Die heute 30-jährige Virginia Roberts behauptet, der Milliardär habe sie von 1999 bis 2002 als «Sexsklavin» gehalten und an Freunde vermittelt – darunter an Prinz Andrew (54), den Bruder des britischen Thronfolgers Prinz Charles!

Nur: Der Blaublüter war nicht der einzige Prominente, mit dem der einschlägig vorbestrafte Epstein enge Kontakte pflegte.

Aus Gerichtsunterlagen aus dem laufenden Prozess in Florida geht hervor, dass Epstein in seiner elektronischen Agenda 21 Telefonnummern oder E-Mail-Adressen des früheren US-Präsidenten Bill Clinton und dessen persönlichen Assistenten, Doug Band, gespeichert hatte.

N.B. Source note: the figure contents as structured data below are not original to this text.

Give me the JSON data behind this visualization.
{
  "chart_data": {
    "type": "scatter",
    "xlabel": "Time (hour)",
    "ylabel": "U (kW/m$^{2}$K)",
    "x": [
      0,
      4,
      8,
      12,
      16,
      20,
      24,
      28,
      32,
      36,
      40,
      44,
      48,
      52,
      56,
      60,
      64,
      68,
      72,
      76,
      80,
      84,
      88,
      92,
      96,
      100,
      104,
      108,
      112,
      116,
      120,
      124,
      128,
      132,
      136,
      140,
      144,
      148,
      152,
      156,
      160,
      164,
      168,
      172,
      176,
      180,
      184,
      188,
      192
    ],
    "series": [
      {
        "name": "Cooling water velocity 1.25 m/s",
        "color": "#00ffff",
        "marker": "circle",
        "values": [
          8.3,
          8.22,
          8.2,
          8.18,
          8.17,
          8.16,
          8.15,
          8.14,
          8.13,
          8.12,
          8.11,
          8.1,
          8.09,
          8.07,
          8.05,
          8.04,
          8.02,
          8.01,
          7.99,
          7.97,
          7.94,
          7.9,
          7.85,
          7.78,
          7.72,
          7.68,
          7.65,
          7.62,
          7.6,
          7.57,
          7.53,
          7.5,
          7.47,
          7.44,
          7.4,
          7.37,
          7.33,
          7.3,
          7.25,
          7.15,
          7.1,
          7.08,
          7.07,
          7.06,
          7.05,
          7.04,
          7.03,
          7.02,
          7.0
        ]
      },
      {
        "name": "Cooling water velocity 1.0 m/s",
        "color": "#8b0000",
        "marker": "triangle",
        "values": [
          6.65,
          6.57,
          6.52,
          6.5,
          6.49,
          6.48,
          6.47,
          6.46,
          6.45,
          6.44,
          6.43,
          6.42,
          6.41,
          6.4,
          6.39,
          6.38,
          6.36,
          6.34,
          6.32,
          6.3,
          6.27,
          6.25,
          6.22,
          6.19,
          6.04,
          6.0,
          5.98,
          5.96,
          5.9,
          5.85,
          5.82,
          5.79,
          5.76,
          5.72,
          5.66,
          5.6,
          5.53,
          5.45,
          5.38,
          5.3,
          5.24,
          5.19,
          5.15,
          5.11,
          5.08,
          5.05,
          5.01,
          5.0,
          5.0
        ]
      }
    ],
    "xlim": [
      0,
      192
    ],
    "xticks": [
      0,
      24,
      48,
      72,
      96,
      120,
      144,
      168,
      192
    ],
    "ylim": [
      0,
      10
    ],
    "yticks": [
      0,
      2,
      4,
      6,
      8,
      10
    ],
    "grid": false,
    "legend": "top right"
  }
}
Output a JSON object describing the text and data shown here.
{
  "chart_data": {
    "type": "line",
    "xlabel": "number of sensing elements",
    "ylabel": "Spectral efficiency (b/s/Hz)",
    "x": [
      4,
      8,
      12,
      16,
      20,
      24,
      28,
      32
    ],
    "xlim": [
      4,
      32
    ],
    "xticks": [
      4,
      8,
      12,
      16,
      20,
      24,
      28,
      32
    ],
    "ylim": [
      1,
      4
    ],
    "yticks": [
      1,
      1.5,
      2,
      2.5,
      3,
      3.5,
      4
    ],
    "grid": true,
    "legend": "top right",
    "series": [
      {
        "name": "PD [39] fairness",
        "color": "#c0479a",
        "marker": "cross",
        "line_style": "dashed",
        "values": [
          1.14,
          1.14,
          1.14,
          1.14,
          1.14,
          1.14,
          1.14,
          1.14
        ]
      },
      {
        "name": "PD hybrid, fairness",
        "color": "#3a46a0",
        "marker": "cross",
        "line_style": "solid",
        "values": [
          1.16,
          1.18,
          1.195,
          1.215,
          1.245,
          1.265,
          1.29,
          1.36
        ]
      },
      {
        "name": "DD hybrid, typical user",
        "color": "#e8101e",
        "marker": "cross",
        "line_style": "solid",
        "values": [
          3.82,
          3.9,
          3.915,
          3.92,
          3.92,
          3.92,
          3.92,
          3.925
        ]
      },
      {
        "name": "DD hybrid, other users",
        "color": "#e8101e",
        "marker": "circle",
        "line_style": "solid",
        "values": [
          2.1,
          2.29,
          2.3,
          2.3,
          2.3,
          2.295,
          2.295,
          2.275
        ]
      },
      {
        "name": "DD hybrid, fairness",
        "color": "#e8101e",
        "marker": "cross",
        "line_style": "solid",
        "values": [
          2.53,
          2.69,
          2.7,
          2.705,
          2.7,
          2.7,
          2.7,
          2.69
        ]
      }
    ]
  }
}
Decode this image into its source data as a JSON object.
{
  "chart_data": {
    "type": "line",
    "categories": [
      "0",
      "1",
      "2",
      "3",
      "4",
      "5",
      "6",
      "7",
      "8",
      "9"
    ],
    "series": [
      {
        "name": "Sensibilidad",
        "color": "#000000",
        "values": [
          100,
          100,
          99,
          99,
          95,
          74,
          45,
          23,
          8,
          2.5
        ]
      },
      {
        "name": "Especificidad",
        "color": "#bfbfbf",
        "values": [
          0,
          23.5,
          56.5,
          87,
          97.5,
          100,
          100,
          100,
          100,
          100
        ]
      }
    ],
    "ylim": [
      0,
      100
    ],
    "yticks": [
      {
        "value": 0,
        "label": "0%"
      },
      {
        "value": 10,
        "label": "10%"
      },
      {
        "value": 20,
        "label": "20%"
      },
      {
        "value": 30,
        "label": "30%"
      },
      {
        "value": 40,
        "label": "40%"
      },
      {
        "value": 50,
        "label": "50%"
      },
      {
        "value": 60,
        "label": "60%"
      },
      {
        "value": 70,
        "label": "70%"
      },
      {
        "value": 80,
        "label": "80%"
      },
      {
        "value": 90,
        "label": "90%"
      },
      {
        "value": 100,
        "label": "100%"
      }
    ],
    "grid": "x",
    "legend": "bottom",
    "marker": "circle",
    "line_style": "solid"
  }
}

Zudem, auch das zeigen die Dokumente, war Clinton ein häufiger Fluggast in Epsteins Privatjet. 2005, kurz nachdem der Milliardär verhaftet wurde, weil er eine «erotische Massage» von einer Minderjährigen erhalten hatte, soll Clinton den Kontakt zu Epstein abgebrochen haben.

Pikant allerdings: US-Medien zufolge ist Clinton auch eng befreundet mit Ghislaine Maxwell, der Tochter des verstorbenen britischen Pressemagnaten Robert Maxwell. Die 55-Jährige war 2010 Gast an Chelsea Clintons Hochzeit. Maxwell wird im aktuellen Verfahren beschuldigt, als «Mitverschwörerin» für Epsteins Sex-Ring junge Mädchen beschafft zu haben.

Bill Clinton nahm bislang keine Stellung zu seiner möglichen Verstrickung in den Sex-Skandal.

Prinz Andrew, gegen den die Vorwürfe schwerwiegen, weil es Bilder gibt, die ihn mit der damals 17-jährigen Virginia Roberts zeigen, dementiert bereits alles. Die Vorwürfe gegen ihn seien «kategorisch unwahr». (bau)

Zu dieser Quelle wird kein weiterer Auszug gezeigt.